The probe underscores growing concerns about compliance in the burgeoning SMSF sector, where the ATO and ASIC are ramping up supervision of SMSF financial advisers and auditors.
It also comes amid a parliamentary inquiry into the audit sector following a string of concerns about conflicts of interest between large audit firms and the companies they scrutinise.
Auditing firms are required to provide assurance that corporate financial statements give an accurate and fair view of a company’s financial position, liabilities, profits and losses.
The government’s Financial Reporting Council, the peak body overseeing the effectiveness of the financial reporting system, has called for a broader investigation into a trend of collapsing auditor numbers to ensure the integrity of the corporate sector.
The number of registered company auditors has fallen by a third, from more than 6000 to just above 4000, since 2005.
“The long-term success of the SMSF sector depends on showing that funds and those who advise them comply with the rules,” said Meg Heffron, managing director of Heffron SMSF Solutions.
“That necessarily means punishing and eliminating those who wish to do damage. The industry as a whole therefore welcomes active regulation.

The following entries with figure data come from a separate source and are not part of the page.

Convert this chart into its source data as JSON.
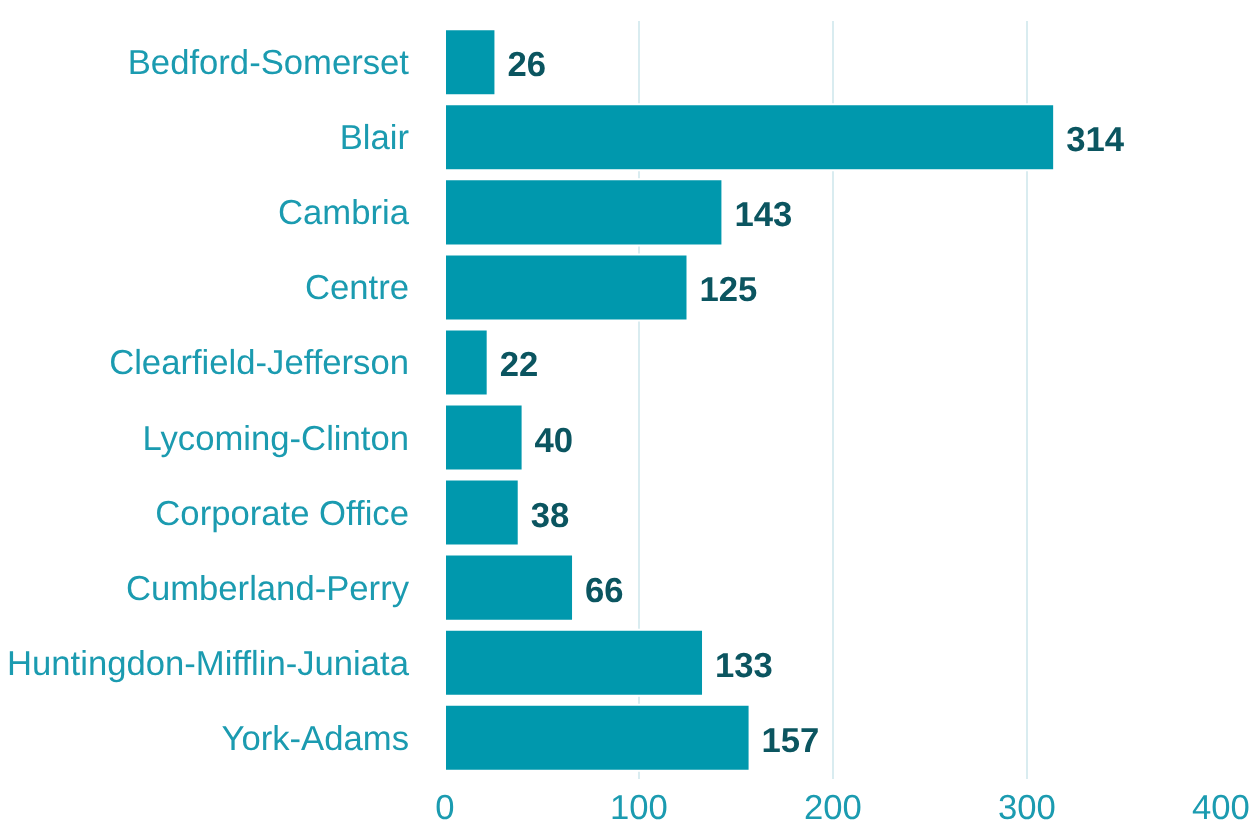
{
  "chart_data": {
    "type": "bar",
    "orientation": "horizontal",
    "categories": [
      "Bedford-Somerset",
      "Blair",
      "Cambria",
      "Centre",
      "Clearfield-Jefferson",
      "Lycoming-Clinton",
      "Corporate Office",
      "Cumberland-Perry",
      "Huntingdon-Mifflin-Juniata",
      "York-Adams"
    ],
    "values": [
      26,
      314,
      143,
      125,
      22,
      40,
      38,
      66,
      133,
      157
    ],
    "color": "#0098ad",
    "xlim": [
      0,
      400
    ],
    "xticks": [
      0,
      100,
      200,
      300,
      400
    ],
    "grid": "x",
    "data_labels": true
  }
}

“It is gratifying to see the ATO flex their muscles with recalcitrant funds. The tax regulator has definitely become more assertive and active. They’ve been ramping up penalties on SMSF trustees who break the rules and taking a much tougher stance on late lodgement of returns,” she said.
“It’s important the ATO keeps concentrating on the high priority targets and retains its strong focus of supporting trustees to do the right thing. It’s a focus that has been developed over the last 20 years.”
While many SMSFs have modest balances — the median balance is just under $400,000 — the top 100 funds hold a collective $8bn in retirement savings. The ATO is currently investigating about 30 of these funds over concerns they are misusing superannuation tax concessions or aggressively investing in commercial property development and reaping annual investment returns above 1000 per cent in some instances.
The ATO in August targeted owners and auditors of about 18,000 SMSFs which have more than 90 per cent of savings tied up in a single asset class, such as investment property, warning them about their duty to comply with legal requirements to adopt investment strategies that avoid risky investments.
The Council of Financial Regulators — which counts Treasury, the Australian Prudential Regulation Authority and the Reserve Bank as members — urged the government in February to ban property investment through self-managed funds, after the amount of limited recourse borrowing arrangements (LRBAs) held by the sector rose to $40bn, a ten-fold increase from the $400m figure a decade ago.
The request was ultimately knocked back by Treasurer Josh Frydenberg.
ASIC has found financial advice recommending LRBAs was unlawful 91 per cent of the time. The banking royal commission exposed a number of one-stop-shop advisories hawking SMSFs and the borrowing arrangements for high fees.